RUC participants sign up with a third-party (non-government) account manager that collects and reports miles driven via embedded telematics or in-vehicle technology provided by the account manager. Participants set up a pre-paid wallet from which mileage fees are periodically deducted. Payment of the 1.5 cents per-mile fee ends once the accumulated total for the year is equal to the annual flat fee. Thus, no one ever pays more than the $120 flat fee.
Complete privacy and security are ensured and the per-mile user charge is modest, less than what gas vehicles are paying on a per-mile average.
The U.S. Senate recently passed a bi-partisan infrastructure bill that includes a provision establishing a national RUC program and supporting state RUC efforts. This is an important step forward.
We are concerned about the many exaggerations, misconceptions and outright falsehoods about RUC programs. These misconceptions range from RUC being an additional “tax on driving” to claims about privacy concerns and governments spying on drivers.
These things are simply not true. Both states and the federal government are setting up programs that could eventually replace the fuel tax, not add another tax on top of it. And during the transition, these programs, like Utah’s, are ensuring that drivers of alternative fuel vehicles won’t pay more than the average driver of a gas or diesel-powered vehicle.
RUC programs use safe technology that is far less intrusive of privacy and security than the routine actions of myriad on-line retailers and social media companies that track web browsing habits, financial transaction and locations, and sell the data.
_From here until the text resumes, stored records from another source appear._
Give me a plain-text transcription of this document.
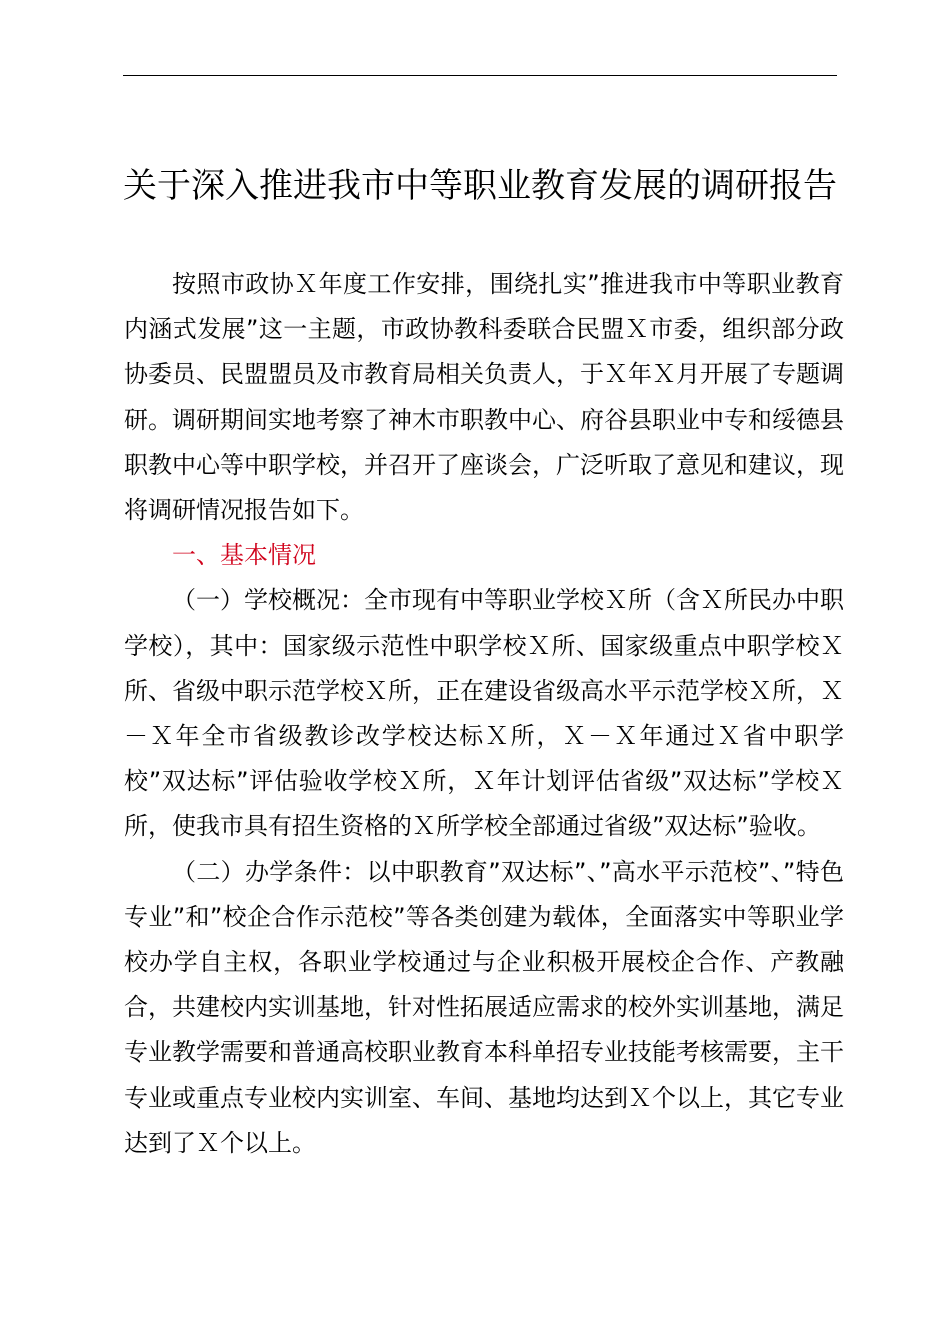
关于深入推进我市中等职业教育发展的调研报告

按照市政协Ｘ年度工作安排，围绕扎实”推进我市中等职业教育内涵式发展”这一主题，市政协教科委联合民盟Ｘ市委，组织部分政协委员、民盟盟员及市教育局相关负责人，于Ｘ年Ｘ月开展了专题调研。调研期间实地考察了神木市职教中心、府谷县职业中专和绥德县职教中心等中职学校，并召开了座谈会，广泛听取了意见和建议，现将调研情况报告如下。

一、基本情况

（一）学校概况：全市现有中等职业学校Ｘ所（含Ｘ所民办中职学校），其中：国家级示范性中职学校Ｘ所、国家级重点中职学校Ｘ所、省级中职示范学校Ｘ所，正在建设省级高水平示范学校Ｘ所，Ｘ－Ｘ年全市省级教诊改学校达标Ｘ所，Ｘ－Ｘ年通过Ｘ省中职学校”双达标”评估验收学校Ｘ所，Ｘ年计划评估省级”双达标”学校Ｘ所，使我市具有招生资格的Ｘ所学校全部通过省级”双达标”验收。

（二）办学条件：以中职教育”双达标”、”高水平示范校”、”特色专业”和”校企合作示范校”等各类创建为载体，全面落实中等职业学校办学自主权，各职业学校通过与企业积极开展校企合作、产教融合，共建校内实训基地，针对性拓展适应需求的校外实训基地，满足专业教学需要和普通高校职业教育本科单招专业技能考核需要，主干专业或重点专业校内实训室、车间、基地均达到Ｘ个以上，其它专业达到了Ｘ个以上。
RUC data and transactions will be absolutely shielded and protected, more secure than purchasing an item from Amazon.
The reality is that if we want our roads and highways to be well-maintained, we must make this transition over the next decade or so. The fuel tax is a dying tax and the danger is that electric vehicle owners will not pay their fair share of highway maintenance costs.
And there is plenty of time to do it carefully and correctly. Utah and other states are doing just that. Utah’s Legislature and UDOT have been wise and farsighted in establishing a Road Usage Charge program.